Don Clarke, a former postdoctoral researcher at Scripps and first author of the study, reframes the question that researchers should now be asking: rather than focusing solely on why the immune system attacks, the field should ask what disrupts the pancreas's natural tolerance mechanisms, and crucially, how to restore them. This shift in perspective suggests a fundamentally different approach to treatment. Instead of broadly suppressing the immune system—a strategy that leaves patients vulnerable to infection and other complications—future therapies could work with the body's own protective systems, strengthening VAFs' ability to maintain tolerance or protecting them from being overwhelmed by inflammation.
The team, working with Scripps Research Assistant Professor Joseph Jardine, plans to deepen their understanding of VAFs and develop therapeutic strategies that enhance their protective functions. The goal is to create personalized treatments that prevent type 1 diabetes by reinforcing the body's tolerance mechanisms rather than fighting the immune system itself. The implications extend beyond type 1 diabetes; similar tolerance mechanisms may operate in other autoimmune diseases and in organ transplantation, where the body must learn to accept foreign tissue without attacking it. For millions of people at risk for type 1 diabetes, this discovery represents a fundamental shift in how the disease might one day be prevented or reversed.
Notable Quotes
Rather than just asking why the immune system attacks, we can now ask: what disrupts the pancreas' natural ability to maintain tolerance? And more importantly, how can we restore it?— Don Clarke, former postdoctoral researcher at Scripps Research and first author of the study
This discovery unlocks a new understanding of autoimmunity and could help us design better therapeutics for type 1 diabetes and inform how we prevent or reverse the disease.— Luc Teyton, professor in the Department of Immunology and Microbiology at Scripps Research
The Hearth Conversation Another angle on the story
So these VAF cells are essentially peacekeepers. But what happens when they fail? Is it a sudden collapse or a slow erosion?

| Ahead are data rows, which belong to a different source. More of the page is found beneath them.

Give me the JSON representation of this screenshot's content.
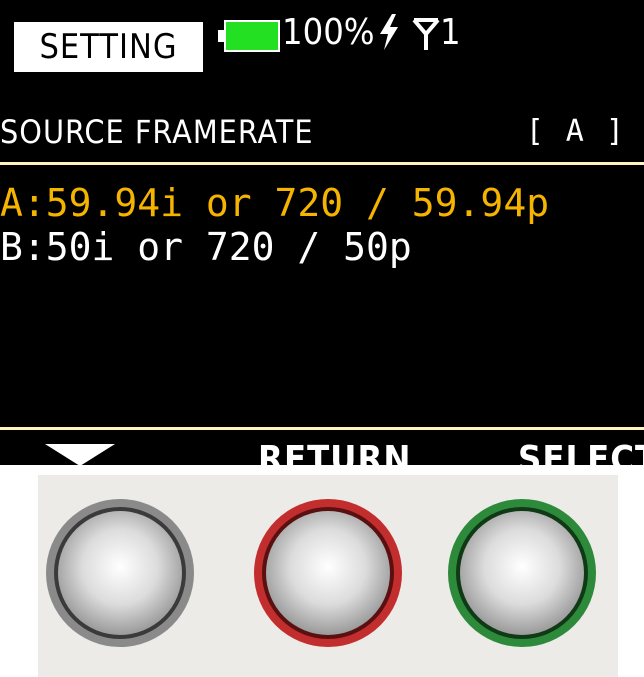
{
  "header": {
    "mode_label": "SETTING",
    "battery_percent": "100%",
    "battery_level": 1.0,
    "battery_color": "#23e023",
    "antenna_label": "1",
    "icons": [
      "battery-icon",
      "lightning-bolt-icon",
      "antenna-icon"
    ]
  },
  "menu": {
    "title": "SOURCE FRAMERATE",
    "current_value": "[ A ]",
    "options": [
      {
        "label": "A:59.94i or 720 / 59.94p",
        "selected": true
      },
      {
        "label": "B:50i or 720 / 50p",
        "selected": false
      }
    ],
    "highlight_color": "#f5b400"
  },
  "softkeys": {
    "left_icon": "down-arrow-icon",
    "center_label": "RETURN",
    "right_label": "SELECT"
  },
  "hardware_buttons": [
    {
      "name": "left-hardware-button",
      "ring_color": "#7c7c7c"
    },
    {
      "name": "center-hardware-button",
      "ring_color": "#c22d2d"
    },
    {
      "name": "right-hardware-button",
      "ring_color": "#2d8a3a"
    }
  ]
}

It's more like a system being overwhelmed. The pancreas is constantly exposed to inflammatory triggers—food particles, environmental toxins, infections. VAFs normally manage this, but when inflammation becomes persistent and intense, they exhaust. They can't keep sending the calming signals anymore.
And once they fail, the immune system just... turns?
Yes. Once VAFs lose their grip, the immune system activates against insulin-producing cells. But here's what's interesting—this happens during that long preclinical phase when blood sugar is still normal. The damage is already occurring, but the body hasn't yet lost enough insulin-producing capacity to show symptoms.
That's why early intervention could work.
Exactly. If you could identify and strengthen VAFs before they become overwhelmed, you might prevent the cascade entirely. You're not fighting the immune system; you're reinforcing the body's own protective system.
So the therapy wouldn't be immunosuppression.
No. That's the crucial shift. Immunosuppression leaves you vulnerable to infections and other problems. This approach works with the body's natural tolerance mechanisms. You're asking: how do we help VAFs do their job better?
What made the researchers think to look at VAFs in the first place?
They focused on the pancreas itself rather than immune cells. They looked at blood vessels known to be inflammation sites and used a specialized cell-labeling technique to identify what was actually there. It was a different angle entirely.